The music is our road map; the one that we all share. Music is the universal language and I feel that I can get a much better design statement if I speak more to the composer than the choreographer. The music is already there. It’s my beacon. If I get lost, I go back to the music.

Do the sets and costumes affect your design?

Yes. I’m lucky because we have our own costume shop. I go in early and look at the costumes. Sometimes I’ve even rigged lighting in the fitting room. Blacks are very difficult to light, so we have black tests.

I enjoy taking a choreographer or [costume] designer into the fitting room and showing them what will happen if I use certain tints. I might use a color anyway, even if they don’t like it, and that’s where the art of negotiation comes in.

What are the favorite lighting designs you’ve done?

Kent’s “Romeo and Juliet” with Ming Cho Lee’s sets and all the Balanchine stuff. “Carmina Burana,” although I didn’t do as good as Ming on that. Also, Mark Dendy’s “Symmetries” and “Auguries.” I did some of my best work with him.

There are also some that didn’t work out so well, like “Voluntaries.” But I believe that failure is the best teacher.

You’ve made your entire career in the ballet world.  Any desire to work in the other performing arts?

Working for PNB has been more than a full time job, but I am trying to get more work outside of ballet. Right now, I’m working with Spectrum [Dance Theater] doing scenery and lighting, and I feel 30 years younger. For Spectrum, I’ve done “Petrouchka,” “Theater of Needless Talents” and “LOVE,” which I did with only 24 lights, which I wouldn’t have been able to do without having worked with Tom. Donald [Byrd, Spectrum’s Artistic Director] and I can really get into a groove together.

How is technology influencing your lighting?

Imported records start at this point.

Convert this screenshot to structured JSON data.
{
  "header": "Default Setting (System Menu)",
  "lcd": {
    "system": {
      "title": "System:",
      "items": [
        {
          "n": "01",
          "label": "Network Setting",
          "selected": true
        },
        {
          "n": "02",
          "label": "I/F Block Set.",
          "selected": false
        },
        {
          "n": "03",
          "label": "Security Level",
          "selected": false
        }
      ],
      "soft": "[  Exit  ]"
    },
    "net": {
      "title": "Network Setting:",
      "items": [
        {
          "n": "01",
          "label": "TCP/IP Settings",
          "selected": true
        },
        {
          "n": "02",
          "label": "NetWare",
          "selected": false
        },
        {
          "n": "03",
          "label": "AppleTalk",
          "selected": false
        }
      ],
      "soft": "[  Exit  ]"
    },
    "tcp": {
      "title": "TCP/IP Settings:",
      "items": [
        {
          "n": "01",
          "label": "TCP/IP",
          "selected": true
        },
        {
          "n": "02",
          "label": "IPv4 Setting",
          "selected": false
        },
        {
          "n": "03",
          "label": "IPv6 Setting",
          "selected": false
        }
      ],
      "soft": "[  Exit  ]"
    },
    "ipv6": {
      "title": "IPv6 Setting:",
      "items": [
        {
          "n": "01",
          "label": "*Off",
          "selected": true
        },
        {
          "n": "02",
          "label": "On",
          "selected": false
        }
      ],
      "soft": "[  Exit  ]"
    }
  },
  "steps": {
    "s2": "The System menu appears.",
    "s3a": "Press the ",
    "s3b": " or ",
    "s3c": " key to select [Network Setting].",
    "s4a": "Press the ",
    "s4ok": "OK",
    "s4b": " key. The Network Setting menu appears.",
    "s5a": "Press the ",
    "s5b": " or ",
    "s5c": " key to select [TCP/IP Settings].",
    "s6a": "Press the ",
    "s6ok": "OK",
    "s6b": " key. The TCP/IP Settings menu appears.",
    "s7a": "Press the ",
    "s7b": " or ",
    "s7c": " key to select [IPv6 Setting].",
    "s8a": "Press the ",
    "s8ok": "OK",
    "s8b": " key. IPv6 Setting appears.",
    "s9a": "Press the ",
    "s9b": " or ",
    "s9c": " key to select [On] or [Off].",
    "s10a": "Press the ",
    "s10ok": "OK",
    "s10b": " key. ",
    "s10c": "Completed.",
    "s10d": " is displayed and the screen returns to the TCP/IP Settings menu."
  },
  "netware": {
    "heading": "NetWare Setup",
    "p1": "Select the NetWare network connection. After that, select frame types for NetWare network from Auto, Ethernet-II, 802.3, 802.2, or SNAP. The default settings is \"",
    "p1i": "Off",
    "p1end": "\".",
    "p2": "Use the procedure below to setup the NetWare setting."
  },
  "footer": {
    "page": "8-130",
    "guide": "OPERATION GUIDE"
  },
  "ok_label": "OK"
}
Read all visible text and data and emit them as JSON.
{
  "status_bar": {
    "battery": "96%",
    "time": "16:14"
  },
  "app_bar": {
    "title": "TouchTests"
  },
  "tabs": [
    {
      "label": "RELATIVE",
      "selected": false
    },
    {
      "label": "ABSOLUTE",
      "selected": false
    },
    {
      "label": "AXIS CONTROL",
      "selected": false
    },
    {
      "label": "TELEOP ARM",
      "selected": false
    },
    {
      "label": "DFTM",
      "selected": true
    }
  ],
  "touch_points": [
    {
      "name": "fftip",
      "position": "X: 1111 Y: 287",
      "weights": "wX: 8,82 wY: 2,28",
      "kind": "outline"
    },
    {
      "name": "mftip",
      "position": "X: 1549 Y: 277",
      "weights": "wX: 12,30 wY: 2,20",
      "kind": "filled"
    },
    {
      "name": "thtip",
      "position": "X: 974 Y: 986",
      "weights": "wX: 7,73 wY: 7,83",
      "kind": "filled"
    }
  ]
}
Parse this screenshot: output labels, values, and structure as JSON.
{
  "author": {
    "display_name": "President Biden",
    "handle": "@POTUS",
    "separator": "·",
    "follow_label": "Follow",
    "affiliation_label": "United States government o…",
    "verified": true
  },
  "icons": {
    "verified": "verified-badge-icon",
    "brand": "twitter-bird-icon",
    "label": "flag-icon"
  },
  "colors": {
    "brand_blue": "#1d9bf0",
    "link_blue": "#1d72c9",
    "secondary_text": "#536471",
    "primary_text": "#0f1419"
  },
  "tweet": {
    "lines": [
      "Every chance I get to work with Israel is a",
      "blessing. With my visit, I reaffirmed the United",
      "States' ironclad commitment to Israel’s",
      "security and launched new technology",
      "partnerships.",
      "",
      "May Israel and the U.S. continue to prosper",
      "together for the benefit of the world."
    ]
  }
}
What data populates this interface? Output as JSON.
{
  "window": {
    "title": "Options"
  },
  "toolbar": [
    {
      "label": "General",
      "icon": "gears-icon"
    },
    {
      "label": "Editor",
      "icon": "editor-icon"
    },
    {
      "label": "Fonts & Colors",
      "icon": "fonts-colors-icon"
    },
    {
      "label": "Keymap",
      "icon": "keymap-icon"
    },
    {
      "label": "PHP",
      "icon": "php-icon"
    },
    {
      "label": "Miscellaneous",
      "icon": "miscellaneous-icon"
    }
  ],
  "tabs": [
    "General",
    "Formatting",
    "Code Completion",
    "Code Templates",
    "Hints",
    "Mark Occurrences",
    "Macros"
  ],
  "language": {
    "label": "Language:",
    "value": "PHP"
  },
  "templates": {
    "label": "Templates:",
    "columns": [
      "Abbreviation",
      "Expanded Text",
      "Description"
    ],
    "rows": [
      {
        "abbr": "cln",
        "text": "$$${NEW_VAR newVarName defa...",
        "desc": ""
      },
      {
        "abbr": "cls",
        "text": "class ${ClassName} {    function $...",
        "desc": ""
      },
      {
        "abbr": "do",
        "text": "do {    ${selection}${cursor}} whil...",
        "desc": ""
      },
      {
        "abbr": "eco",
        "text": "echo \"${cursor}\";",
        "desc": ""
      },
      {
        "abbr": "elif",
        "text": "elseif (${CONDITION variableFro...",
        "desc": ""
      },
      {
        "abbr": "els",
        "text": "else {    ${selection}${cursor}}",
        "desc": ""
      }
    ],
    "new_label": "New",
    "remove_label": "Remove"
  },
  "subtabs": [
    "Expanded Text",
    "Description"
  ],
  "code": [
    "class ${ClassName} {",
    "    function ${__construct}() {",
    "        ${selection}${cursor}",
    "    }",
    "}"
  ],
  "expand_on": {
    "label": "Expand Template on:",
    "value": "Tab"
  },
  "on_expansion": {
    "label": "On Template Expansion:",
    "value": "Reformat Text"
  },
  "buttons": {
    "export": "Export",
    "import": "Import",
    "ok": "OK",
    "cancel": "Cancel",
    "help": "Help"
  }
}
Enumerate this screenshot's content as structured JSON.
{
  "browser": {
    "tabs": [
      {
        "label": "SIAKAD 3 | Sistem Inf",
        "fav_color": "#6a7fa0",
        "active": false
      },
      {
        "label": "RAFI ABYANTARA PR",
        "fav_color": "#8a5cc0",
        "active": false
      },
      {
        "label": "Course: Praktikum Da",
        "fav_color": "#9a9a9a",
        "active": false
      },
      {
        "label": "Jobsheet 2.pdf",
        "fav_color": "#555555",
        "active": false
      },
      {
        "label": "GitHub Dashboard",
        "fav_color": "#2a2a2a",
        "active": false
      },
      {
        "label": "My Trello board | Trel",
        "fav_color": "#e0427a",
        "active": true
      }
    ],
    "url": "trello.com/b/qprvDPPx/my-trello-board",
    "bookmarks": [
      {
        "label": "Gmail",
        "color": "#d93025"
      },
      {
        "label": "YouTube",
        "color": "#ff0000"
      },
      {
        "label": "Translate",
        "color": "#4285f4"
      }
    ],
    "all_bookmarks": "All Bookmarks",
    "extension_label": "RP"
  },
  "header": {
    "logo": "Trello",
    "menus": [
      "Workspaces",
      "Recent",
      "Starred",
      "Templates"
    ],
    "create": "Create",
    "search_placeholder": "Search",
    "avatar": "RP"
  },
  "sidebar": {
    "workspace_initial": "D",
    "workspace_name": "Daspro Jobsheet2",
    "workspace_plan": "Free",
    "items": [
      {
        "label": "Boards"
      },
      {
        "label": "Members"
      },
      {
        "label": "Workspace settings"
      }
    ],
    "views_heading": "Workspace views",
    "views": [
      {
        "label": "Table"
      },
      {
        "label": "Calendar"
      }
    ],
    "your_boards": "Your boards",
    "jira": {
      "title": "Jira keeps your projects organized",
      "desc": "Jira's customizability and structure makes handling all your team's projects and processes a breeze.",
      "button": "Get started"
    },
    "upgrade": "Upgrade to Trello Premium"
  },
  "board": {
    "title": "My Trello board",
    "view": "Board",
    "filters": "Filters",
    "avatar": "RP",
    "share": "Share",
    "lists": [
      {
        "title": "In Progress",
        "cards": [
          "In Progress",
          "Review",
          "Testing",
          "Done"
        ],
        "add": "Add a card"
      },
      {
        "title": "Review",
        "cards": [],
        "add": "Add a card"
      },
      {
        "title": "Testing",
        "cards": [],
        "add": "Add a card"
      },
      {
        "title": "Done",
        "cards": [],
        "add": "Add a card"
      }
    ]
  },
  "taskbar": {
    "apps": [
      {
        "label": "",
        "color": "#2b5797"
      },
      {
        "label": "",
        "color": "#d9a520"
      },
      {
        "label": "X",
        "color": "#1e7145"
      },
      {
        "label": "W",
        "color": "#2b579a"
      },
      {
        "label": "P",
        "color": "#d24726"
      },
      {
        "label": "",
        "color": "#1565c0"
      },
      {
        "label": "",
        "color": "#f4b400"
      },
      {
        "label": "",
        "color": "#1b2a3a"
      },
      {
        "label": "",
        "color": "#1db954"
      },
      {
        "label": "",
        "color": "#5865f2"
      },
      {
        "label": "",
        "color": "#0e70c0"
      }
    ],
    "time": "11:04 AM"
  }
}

It’s getting too easy with computer drafting, computer lighting control systems, computer riggings. That’s why “The Nutcracker” is so great. Except for the lighting console, it’s a totally human-powered endeavor — human dancers, the orchestra and 40 human stagehands and even a human pushing the buttons on the lighting console. I know the machines are here to stay, but they’re just tools, not the result.